- Interactive map of Triglav National Park
- Location: Slovenia
- Coordinates: 46°20′N 13°46′E﻿ / ﻿46.333°N 13.767°E
- Area: 880 km^{2} (340 sq mi)
- Established: 1981
- Visitors: 1.6 million (in 2006)
- Governing body: Javni zavod Triglavski narodni park
- Website: www.tnp.si

= Triglav National Park =

National park in Slovenia

Triglav National Park (TNP; Triglavski narodni park, TNP) is the only national park in Slovenia. It was established in its modern form in 1981 and is located in the northwestern part of the country, respectively the southeastern part of the Alpine massif. Mount Triglav, the highest peak of the Julian Alps, stands almost in the middle of the national park. From there the valleys spread out radially, supplying water to two large river systems with their sources in the Julian Alps: the Soča and the Sava, flowing to the Adriatic and Black Sea, respectively.

==History==
The proposal for the protection of the Triglav Lakes Valley area was first put forward by the seismologist Albin Belar in 1906 or 1908. However, the proposal was not accepted, as there was no legal base for it and the laws of the time prohibited any restriction of pasture. The strategic basis for the protection of the area, titled The Memorandum (Spomenica), and which explicitly mentioned the proposal of Belar, was submitted to the Provincial Government for Slovenia in 1920. The idea was finally implemented in 1924. Then, at an initiative by the Nature Protection Section of the Slovene Museum Society together with the Slovene Mountaineering Society, a twenty-year lease was taken out on the Triglav Lakes Valley area, some 14 km². It was destined to become an Alpine Conservation Park; however, permanent conservation was not possible at that time. The name Triglavski narodni park was first used in 1926 by Fran Jesenko.

In 1961, after many years of effort, the protection was renewed (this time on a permanent basis) and somewhat enlarged, embracing around 20 km². The protected area was officially designated as Triglav National Park. It was named after Mount Triglav, a symbol of Slovenia and of Slovene character. However, all objectives of a true national park were not attained and for that reason over the next two decades new proposals for expanding and modifying this protection were put forward.
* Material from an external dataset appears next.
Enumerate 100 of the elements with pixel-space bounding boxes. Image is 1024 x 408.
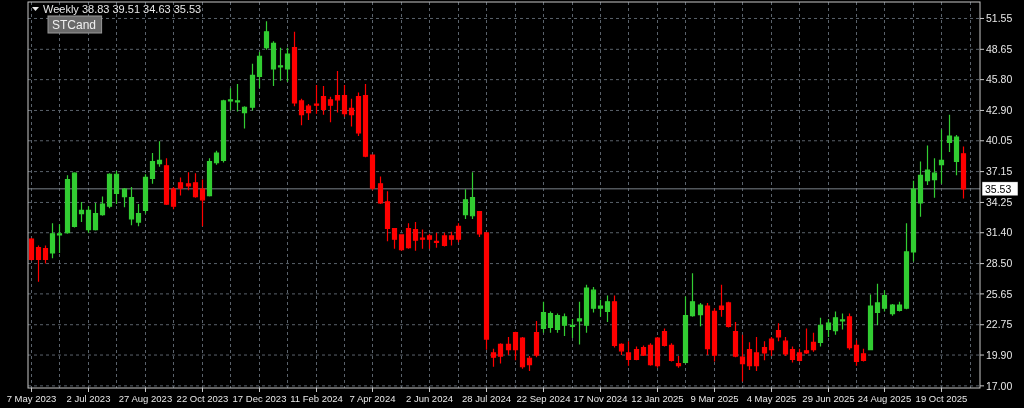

Finally, in 1981, Triglav National Park was officially established in the modern form. A rearrangement was achieved and the park was given a new concept and expanded to 838 km². In 2010, the park expanded to include the settlement Kneške Ravne (Tolmin), according to wishes of its inhabitants, thus the new park area amounts to 880 km², which is 4% of the area of Slovenia.

==Biodiversity==

=== Flora ===
Systematic surveys of plants, especially of ethnobotanically useful species, in Triglav National Park have been carried out by Chandra Prakash Kala and Petra Ratajc covering various microhabitats, elevations, aspects, and terrain types. The park has over fifty-nine species of ethnobotanical values, of these 37 species (which contribute 62%) fall under four major categories of medicinal plants per the Official Gazette of the Republic of Slovenia such as H, Z, ZR and ND. Some important species such as Aconitum napellus, Cannabis sativa, and Taxus baccata are not allowed to be collected and used per the Official Gazette of the Republic of Slovenia.

=== Fauna ===
Triglav National Park is home to over 700 species of animals.

==Hydrology==
Waters in Triglav National Park consist of two watersheds: the Sava River watershed and the Soča River watershed.
Many waterfalls can be found in the park, and most of them are located in the valleys of Soča River and its tributaries. The highest waterfall is Boka Falls (106 m). The Tolmin Gorges on the Tolminka River are located in the national park.

The lakes in the park are all of glacial origin. The largest among them is Lake Bohinj. Others are the Triglav Lakes (located in the Triglav Lakes Valley), Lake Krn, and Lower and Upper Lake Križ.